Par Mauro Pimentel, avec Lucía Lacurcia
Fernando Araujo ressent la brise marine sur son visage tandis qu'il tient la barre d'un voilier sur la baie de Rio de Janeiro. Le skipper d'un jour garde le cap, même s'il ne voit rien du paysage qui l'entoure. « C'est un aveugle qui pilote ! », lance-t-il en souriant aux autres membres de l'équipage du monocoque de 40 pieds (12,19 mètres), composé de quatre autres personnes avec un handicap visuel ou auditif, accompagnées de moniteurs.
Formation intensive de 3 jours
Le groupe a suivi une formation intensive de trois jours dans un port de plaisance face au Pain de Sucre. Une préparation indispensable avant cette première sortie dans la baie de Guanabara, qui avait accueilli les épreuves de voile des JO de Rio 2016. « C'est une expérience très différente, je ne me serais jamais imaginé à la barre d'un bateau », confie Fernando Araujo, 31 ans. « Il arrive souvent que les personnes handicapées se retrouvent isolées chez elles, sans vouloir tenter de nouvelles choses. Moi, j'aime les sports extrêmes, donc ça m'a aussitôt séduit », poursuit cet aveugle de naissance, adepte de skate.
Quand les autres sens guident la navigation
Grâce à la plus grande acuité de ses autres sens, il perçoit clairement les vibrations du voilier sous ses pieds et la direction du vent. « Mes facultés sensorielles m'ont permis de bien tenir le cap », résume-t-il avec fierté. « Cette sensibilité est surprenante.
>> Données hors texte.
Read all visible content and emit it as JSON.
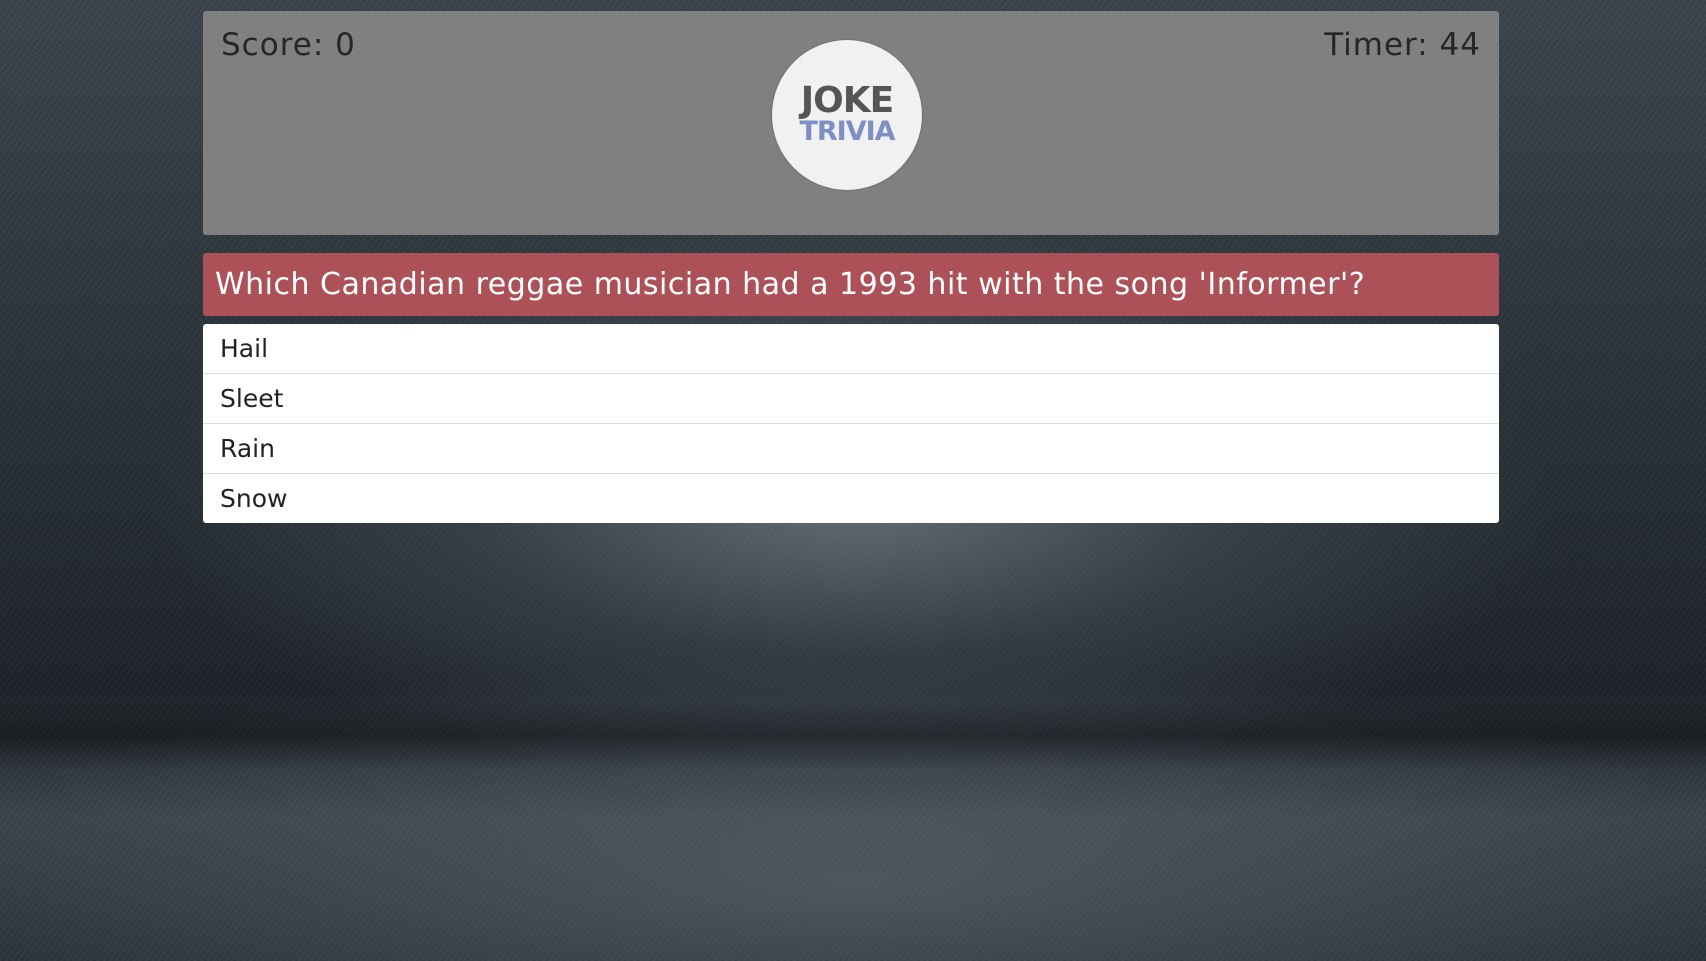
{
  "header": {
    "score_label": "Score: 0",
    "timer_label": "Timer: 44",
    "logo": {
      "line1": "JOKE",
      "line2": "TRIVIA",
      "colors": {
        "line1": "#555555",
        "line2": "#7f8fc6",
        "background": "#f1f1f1"
      }
    },
    "background_color": "#808080"
  },
  "question": {
    "text": "Which Canadian reggae musician had a 1993 hit with the song 'Informer'?",
    "background_color": "#ad5158"
  },
  "answers": [
    {
      "label": "Hail"
    },
    {
      "label": "Sleet"
    },
    {
      "label": "Rain"
    },
    {
      "label": "Snow"
    }
  ]
}
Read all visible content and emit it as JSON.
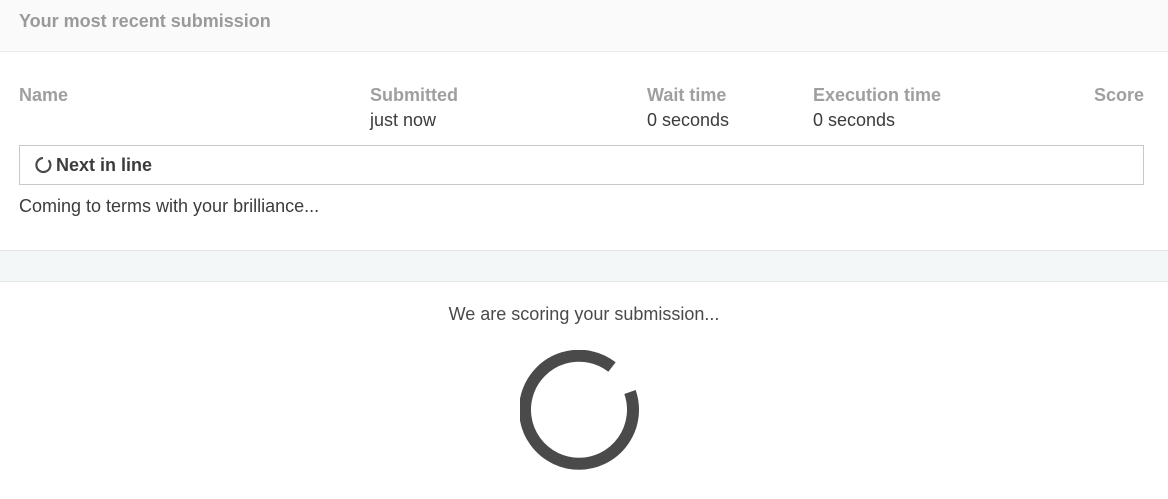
{
  "header": {
    "title": "Your most recent submission"
  },
  "table": {
    "columns": [
      {
        "label": "Name",
        "value": ""
      },
      {
        "label": "Submitted",
        "value": "just now"
      },
      {
        "label": "Wait time",
        "value": "0 seconds"
      },
      {
        "label": "Execution time",
        "value": "0 seconds"
      },
      {
        "label": "Score",
        "value": ""
      }
    ]
  },
  "status": {
    "label": "Next in line",
    "icon": "spinner-icon"
  },
  "message": "Coming to terms with your brilliance...",
  "scoring": {
    "text": "We are scoring your submission...",
    "icon": "loading-spinner-icon"
  },
  "colors": {
    "spinner": "#4a4a4a",
    "header_bg": "#fafafa",
    "band_bg": "#f4f7f7"
  }
}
Réussir à diriger un bateau de cette taille et à garder le cap au millimètre près, c'est vraiment spécial », affirme Juliana Poncioni Mota, directrice de l'organisation Nas Marés (Dans les marées), qui porte le projet « Navegando com sentido » (Naviguer avec sens).
Un projet d'inclusion en mer
Ce programme propose des ateliers de voile pour personnes handicapées ainsi que des formations sur les pratiques inclusives. Juliana Poncioni Mota, ancienne sportive de haut niveau, a eu l'idée du projet après une sortie en mer : « Regarde comme c'est beau », avait-elle dit à un jeune aveugle de 13 ans. « Cela m'a amenée à repenser ma façon de m'exprimer et de décrire ce que je vois », se souvient-elle.
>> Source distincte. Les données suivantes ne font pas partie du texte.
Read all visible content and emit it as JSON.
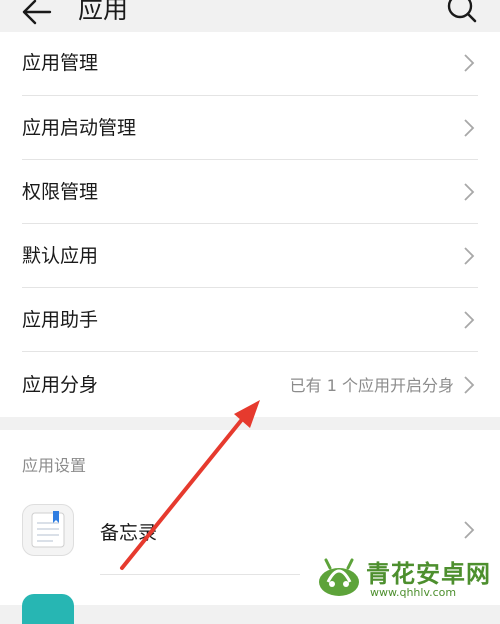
{
  "header": {
    "title": "应用"
  },
  "rows": [
    {
      "label": "应用管理",
      "value": ""
    },
    {
      "label": "应用启动管理",
      "value": ""
    },
    {
      "label": "权限管理",
      "value": ""
    },
    {
      "label": "默认应用",
      "value": ""
    },
    {
      "label": "应用助手",
      "value": ""
    },
    {
      "label": "应用分身",
      "value": "已有 1 个应用开启分身"
    }
  ],
  "section": {
    "title": "应用设置",
    "apps": [
      {
        "name": "备忘录"
      }
    ]
  },
  "watermark": {
    "text": "青花安卓网",
    "url": "www.qhhlv.com"
  },
  "colors": {
    "annotation_arrow": "#e63a2e",
    "watermark": "#4d8f2e",
    "app_icon_teal": "#27b6b3"
  },
  "icons": [
    "back-arrow-icon",
    "search-icon",
    "chevron-right-icon",
    "memo-app-icon",
    "watermark-logo-icon"
  ]
}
Une loi sur l'inclusion pour un meilleur accès aux loisirs
Le Brésil compte 6,5 millions de personnes déficientes visuelles et 2,3 millions déficientes auditives. Une loi sur l'inclusion, votée en 2015, garantit l'accès aux loisirs et aux activités sportives. « Je suis né malvoyant et je me rends compte que depuis dix ans les choses sont bien plus faciles pour nous qu'il y a 30 ans », souligne Eduardo Soares, professeur d'éducation physique et alpiniste, venu de Sao Paulo pour participer à l'atelier.
Ressentir la mer autrement
Les moniteurs donnent sans cesse des explications, décrivant précisément gouvernail, mât, bôme ou voiles. Le toucher joue un rôle central : chaque élément est palpé par les aveugles et malvoyants, tandis que les instructions sont traduites en langue des signes. « Bâbord, tribord... Tout est dans le ressenti », explique Rodrigo Machado, 45 ans, ex-nageur paralympique non-voyant qui découvre la voile. « Si tu ne vois pas, il faut utiliser ce ressenti, comme dans la vie quotidienne, quand on marche dans la rue et qu'on tente d'éviter les obstacles », insiste-t-il.
Toucher les baleines à bosse
Les participants touchent aussi une maquette du voilier et un modèle réduit d'une baleine à bosse, espèce que l'on peut croiser dans la baie entre juin et août. Le voilier est équipé de micros sous-marins permettant d'entendre leurs chants. Aucune baleine n'a été repérée ce jour-là, mais d'autres sorties sont prévues très prochainement.